Back in the present, on Saturday morning, Katie Armitage led a tour of about 20 history buffs down the streets where it happened, where William Clarke Quantrill bushwhacked his way into Bleeding Kansas history. One of the tour participants, Robert Wilson, of Prairie Village, knows it wasn’t Quantrill’s only raid — one of Wilson’s ancestors was killed in the sack of Olathe. But it’s the Lawrence massacre, now so close to the 149th anniversary, that captures everyone’s imagination.

Quantrill had a hit list of Lawrencians. The prominent politicians and abolitionists he was after included Senator Jim Lane, Reverend Richard Cordley, Governor Charles Robinson and others.

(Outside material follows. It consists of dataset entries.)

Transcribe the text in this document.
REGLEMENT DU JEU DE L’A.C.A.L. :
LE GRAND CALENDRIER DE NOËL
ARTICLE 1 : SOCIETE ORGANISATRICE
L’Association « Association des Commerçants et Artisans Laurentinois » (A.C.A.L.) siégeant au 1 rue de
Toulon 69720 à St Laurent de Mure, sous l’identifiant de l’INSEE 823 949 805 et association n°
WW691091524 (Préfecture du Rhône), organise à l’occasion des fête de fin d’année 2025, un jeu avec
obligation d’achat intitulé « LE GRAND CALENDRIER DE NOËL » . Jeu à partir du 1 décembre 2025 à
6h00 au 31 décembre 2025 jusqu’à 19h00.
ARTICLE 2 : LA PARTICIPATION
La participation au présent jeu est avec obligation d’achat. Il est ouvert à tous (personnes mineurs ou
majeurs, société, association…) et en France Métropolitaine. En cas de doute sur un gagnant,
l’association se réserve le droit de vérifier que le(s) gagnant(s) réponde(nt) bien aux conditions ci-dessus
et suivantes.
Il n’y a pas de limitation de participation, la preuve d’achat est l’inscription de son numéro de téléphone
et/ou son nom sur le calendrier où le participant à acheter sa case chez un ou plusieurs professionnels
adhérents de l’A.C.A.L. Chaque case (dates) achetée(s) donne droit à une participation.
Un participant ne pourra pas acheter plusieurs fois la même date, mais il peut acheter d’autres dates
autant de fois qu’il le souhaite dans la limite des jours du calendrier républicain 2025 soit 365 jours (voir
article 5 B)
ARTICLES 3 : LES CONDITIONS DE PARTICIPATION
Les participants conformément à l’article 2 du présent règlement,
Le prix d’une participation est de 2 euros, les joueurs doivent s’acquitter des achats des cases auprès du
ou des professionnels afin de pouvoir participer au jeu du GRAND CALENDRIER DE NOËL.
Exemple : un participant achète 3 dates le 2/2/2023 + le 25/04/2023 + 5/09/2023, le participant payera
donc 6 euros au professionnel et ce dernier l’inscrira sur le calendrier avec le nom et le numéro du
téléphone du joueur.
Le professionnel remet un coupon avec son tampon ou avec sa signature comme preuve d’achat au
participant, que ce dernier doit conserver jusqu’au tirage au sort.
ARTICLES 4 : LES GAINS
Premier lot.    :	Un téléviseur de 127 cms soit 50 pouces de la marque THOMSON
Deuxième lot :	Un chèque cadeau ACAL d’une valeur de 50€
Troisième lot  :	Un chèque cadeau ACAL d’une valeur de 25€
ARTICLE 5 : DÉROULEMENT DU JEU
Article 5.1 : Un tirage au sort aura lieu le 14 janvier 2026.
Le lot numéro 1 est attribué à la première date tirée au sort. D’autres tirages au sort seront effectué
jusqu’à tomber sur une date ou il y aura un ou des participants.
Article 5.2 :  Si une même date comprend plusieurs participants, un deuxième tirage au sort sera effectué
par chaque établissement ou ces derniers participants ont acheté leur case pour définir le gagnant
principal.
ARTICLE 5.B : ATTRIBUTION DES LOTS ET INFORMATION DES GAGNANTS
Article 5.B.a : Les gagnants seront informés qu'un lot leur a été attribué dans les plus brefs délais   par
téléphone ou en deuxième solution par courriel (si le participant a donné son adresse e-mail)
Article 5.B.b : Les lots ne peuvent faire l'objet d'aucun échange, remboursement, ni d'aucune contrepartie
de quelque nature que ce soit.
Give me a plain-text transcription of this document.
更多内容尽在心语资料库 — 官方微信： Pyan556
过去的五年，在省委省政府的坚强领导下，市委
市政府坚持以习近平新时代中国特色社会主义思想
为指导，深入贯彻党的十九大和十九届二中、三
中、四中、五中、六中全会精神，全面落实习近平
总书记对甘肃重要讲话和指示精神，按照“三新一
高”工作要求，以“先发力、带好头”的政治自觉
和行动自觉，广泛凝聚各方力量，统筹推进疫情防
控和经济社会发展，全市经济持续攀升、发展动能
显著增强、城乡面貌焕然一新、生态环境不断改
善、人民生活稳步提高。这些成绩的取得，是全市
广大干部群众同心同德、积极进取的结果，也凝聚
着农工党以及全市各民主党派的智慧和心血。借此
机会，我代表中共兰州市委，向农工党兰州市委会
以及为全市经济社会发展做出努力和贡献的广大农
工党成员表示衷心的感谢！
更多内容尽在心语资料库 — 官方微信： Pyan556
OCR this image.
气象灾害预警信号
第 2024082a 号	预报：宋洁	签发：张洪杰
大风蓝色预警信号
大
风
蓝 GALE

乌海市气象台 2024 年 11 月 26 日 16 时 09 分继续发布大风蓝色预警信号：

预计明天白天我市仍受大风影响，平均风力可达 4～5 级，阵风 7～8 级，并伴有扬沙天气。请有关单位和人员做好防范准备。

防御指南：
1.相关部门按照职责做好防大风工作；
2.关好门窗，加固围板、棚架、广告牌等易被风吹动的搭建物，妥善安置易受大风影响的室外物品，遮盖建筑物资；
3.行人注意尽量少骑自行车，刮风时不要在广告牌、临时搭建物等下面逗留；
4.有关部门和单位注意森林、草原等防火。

None of those targeted were killed, and none of the raiders were brought to justice, save, some would say, Larkin Skaggs, who was shot dead by a Native American resident and thrown into the ravine.

From plaque to plaque, the tour group walks, solemnly nodding their heads as the mental images Armitage paints become clear. But it’s not a morning solely devoted to death.

“The rebuilding was as inspiring as the raid was horrific,” Armitage said as she pointed out the small portions of limestone that stood, then got built around, from a vantage point on New Hampshire.

That street was said to be “littered with bodies” but, as Cordley put it, the town was to start anew “while the bricks were still hot.”

Wilson, himself a history teacher, said he appreciated the story coming alive. Fellow tour-walker Ben McConnell said he grew up hearing bits of information about the raid but was blown away by the suggestion that it just may have been the worst act of domestic terrorism before the Oklahoma City bombing. There’s really just plaques to look at now, but there’s a lot to learn.

But history is complicated, Armitage says. The Jayhawkers had blood on their hands, too. As she points out that there still exists a Quantrill Society commemorating the terrorist — or patriot — in Missouri, one thing history certainly isn’t is dead.

Armitage ends the tour at Framewoods Gallery, 819 Mass., where an old panoramic photo shows rows and rows of well-dressed men and women gathered together in 1913 in front of the Eldridge Hotel. The Eldridge, like the folks in the photo, survived the raid but isn’t here today — it was torn down and rebuilt, this time by choice, in 1927.

You have to use your imagination. But the memories are all around us.